Friday Frugal Challenge: Grow Your Own



Your Friday Frugal Challenge: save a little bit on your grocery bill by growing your own food.

Growing your own food doesn’t mean you need to spend the whole weekend digging up a section of your lawn, fencing it to keep the critters out, renting a rototiller, and painstakingly laying out carefully-measured lines of seedlings. I’ve done it that way, and it was a pain in the butt. You can grow some food for your family without devoting your blood, sweat, and tears to the effort. If you have a big family and/or you enjoy the whole giant garden plot experience, by all means be my guest.

Maybe my bias is showing here, because I have a black thumb. I just have no patience for a long-term relationship with a garden. Here are some suggestions on getting started growing your own food.

Herbs. My sister grows herbs in a wide-mouthed terracotta jar in a sunny spot right next to her front door. When she cooks, she snips off a little of whatever she needs. Everything she makes benefits from the taste of fresh herb; she has one or two all-purpose favorites and alternates her choices when she feels like a change.

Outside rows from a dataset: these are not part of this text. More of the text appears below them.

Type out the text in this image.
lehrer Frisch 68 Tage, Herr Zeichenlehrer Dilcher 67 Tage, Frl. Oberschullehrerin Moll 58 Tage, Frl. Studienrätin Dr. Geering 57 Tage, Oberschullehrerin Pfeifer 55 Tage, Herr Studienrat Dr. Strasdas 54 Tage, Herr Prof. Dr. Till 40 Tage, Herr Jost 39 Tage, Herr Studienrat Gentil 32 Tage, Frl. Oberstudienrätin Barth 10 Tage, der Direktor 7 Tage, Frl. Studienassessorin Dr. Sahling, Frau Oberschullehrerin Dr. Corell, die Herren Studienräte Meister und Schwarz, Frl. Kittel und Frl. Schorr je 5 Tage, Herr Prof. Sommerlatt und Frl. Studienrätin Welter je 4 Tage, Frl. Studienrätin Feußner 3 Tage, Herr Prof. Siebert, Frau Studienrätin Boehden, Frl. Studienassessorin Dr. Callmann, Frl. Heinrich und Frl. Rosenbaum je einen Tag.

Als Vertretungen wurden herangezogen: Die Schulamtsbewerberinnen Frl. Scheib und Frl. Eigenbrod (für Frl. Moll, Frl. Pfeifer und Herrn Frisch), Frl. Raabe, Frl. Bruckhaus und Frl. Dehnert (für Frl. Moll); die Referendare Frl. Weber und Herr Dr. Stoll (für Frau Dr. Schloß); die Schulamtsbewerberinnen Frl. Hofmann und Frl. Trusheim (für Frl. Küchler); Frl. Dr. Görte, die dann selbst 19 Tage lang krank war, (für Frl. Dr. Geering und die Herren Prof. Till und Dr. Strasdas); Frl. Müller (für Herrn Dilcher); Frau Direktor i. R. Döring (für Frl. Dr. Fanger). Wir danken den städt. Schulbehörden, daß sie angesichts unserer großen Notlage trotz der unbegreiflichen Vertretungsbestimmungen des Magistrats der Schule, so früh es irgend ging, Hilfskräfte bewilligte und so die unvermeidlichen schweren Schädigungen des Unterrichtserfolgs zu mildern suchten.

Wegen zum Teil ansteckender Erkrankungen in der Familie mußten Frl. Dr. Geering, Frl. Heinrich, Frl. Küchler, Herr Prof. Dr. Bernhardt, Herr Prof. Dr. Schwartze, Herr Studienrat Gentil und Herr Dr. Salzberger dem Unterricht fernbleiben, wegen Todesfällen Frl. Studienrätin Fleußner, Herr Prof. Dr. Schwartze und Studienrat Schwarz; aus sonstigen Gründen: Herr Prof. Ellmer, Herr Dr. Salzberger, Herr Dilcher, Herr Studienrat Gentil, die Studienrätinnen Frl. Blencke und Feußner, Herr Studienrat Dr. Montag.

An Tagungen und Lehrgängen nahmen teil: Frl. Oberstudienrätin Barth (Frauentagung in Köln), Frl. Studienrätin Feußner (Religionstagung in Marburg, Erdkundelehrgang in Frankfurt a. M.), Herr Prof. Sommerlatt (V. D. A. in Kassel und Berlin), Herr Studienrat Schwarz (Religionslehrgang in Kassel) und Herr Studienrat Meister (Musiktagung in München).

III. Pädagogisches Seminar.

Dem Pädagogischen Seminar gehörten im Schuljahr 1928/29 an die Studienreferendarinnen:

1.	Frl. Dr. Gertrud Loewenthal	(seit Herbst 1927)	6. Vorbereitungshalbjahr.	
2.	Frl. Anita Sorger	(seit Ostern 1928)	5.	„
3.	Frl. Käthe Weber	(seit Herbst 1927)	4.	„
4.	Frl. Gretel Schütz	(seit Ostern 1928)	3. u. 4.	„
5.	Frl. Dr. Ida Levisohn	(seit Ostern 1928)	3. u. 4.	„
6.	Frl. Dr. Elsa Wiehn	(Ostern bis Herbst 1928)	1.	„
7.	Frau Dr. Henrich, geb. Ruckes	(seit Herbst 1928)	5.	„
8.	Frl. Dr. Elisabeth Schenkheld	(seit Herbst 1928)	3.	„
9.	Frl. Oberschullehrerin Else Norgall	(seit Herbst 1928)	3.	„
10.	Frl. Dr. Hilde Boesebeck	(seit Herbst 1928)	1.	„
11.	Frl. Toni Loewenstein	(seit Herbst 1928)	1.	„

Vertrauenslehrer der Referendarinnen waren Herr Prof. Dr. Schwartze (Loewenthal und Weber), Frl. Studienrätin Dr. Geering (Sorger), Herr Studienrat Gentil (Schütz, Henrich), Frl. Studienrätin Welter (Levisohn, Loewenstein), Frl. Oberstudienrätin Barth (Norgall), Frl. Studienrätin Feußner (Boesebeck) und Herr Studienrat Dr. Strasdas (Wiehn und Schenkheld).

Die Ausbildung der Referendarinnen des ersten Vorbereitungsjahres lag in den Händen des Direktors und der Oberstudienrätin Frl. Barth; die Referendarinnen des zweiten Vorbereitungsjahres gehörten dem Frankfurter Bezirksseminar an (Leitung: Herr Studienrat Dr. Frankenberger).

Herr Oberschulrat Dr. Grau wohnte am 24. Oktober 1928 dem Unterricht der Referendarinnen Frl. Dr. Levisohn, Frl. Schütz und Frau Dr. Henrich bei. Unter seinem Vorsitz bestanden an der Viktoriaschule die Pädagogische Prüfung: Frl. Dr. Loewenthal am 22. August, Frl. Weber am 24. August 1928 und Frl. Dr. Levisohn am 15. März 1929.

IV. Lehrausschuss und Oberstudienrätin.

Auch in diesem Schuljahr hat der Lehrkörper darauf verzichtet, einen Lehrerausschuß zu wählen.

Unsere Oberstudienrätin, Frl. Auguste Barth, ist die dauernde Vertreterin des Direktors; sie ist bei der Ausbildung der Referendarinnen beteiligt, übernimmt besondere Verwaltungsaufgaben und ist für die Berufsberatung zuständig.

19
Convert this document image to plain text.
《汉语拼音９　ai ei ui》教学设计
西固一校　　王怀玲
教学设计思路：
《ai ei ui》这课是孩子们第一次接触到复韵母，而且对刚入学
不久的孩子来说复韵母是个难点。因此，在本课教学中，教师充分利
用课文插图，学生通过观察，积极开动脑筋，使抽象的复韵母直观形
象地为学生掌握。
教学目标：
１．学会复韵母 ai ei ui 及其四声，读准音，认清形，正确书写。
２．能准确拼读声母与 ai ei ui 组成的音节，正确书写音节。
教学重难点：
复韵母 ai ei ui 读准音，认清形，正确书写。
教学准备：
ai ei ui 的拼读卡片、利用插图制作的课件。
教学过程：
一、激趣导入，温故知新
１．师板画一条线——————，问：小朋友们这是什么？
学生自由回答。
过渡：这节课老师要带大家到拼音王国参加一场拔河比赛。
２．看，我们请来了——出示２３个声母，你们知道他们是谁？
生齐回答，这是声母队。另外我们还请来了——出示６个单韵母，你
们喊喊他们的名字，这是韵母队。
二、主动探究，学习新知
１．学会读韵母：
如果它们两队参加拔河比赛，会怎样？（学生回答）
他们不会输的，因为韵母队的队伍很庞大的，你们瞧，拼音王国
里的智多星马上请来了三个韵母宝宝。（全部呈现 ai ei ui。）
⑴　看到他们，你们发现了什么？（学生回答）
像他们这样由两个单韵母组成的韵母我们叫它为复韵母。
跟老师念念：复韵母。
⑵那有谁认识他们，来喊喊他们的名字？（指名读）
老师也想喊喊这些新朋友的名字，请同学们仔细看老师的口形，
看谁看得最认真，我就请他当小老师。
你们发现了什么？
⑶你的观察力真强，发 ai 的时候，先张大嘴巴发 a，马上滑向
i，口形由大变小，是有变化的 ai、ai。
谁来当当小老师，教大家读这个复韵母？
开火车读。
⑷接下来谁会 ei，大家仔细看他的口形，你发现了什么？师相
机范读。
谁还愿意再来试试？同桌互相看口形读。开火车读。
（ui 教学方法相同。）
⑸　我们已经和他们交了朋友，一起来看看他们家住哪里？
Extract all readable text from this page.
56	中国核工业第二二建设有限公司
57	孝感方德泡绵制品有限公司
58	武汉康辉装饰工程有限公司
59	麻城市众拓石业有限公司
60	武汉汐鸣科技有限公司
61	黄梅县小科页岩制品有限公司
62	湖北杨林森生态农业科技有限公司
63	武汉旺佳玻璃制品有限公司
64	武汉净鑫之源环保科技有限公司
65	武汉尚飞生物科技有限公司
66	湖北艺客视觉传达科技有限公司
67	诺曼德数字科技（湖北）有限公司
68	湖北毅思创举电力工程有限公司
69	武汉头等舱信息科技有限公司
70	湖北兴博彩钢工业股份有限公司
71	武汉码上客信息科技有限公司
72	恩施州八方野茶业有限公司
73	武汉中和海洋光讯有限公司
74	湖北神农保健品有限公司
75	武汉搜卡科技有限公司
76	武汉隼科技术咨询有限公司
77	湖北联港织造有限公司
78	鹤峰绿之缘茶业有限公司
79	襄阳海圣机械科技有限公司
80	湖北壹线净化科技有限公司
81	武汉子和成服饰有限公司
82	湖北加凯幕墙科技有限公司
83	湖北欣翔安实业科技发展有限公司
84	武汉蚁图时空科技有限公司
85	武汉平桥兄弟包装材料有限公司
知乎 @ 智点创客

Salad garden. My family isn’t big on vegetables, but we’ve done a salad garden before—lettuce and bell peppers, in our case. We aren’t big tomato eaters, but we do have a big red parrot who likes them. I love snipping off some lettuce leaves when we want a salad and I’m the first to admit that fresh peppers and cucumbers beat out the store-bought variety any day.

Fruit trees. If you have fruit trees, enjoy what Mother Nature gives you. Here in Florida you can actually eat tasty little finger-sized bananas right from the tree, squeeze fresh OJ in the winter and grow your own key limes down south. What grows in your backyard?

Chickens. Right now, we’re enjoying Maisie and Maggie, two affectionate and sociable barred rock hens. We live in suburbia but our county permits very limited chicken-keeping: no roosters, no more than three chickens, a chicken-keeping class followed by a special permit. If your area allows backyard chickens, you can enjoy fresh eggs daily. I know we enjoy ours!

Do you grow some of your own food? Share your tips and tell us how you save money and eat well.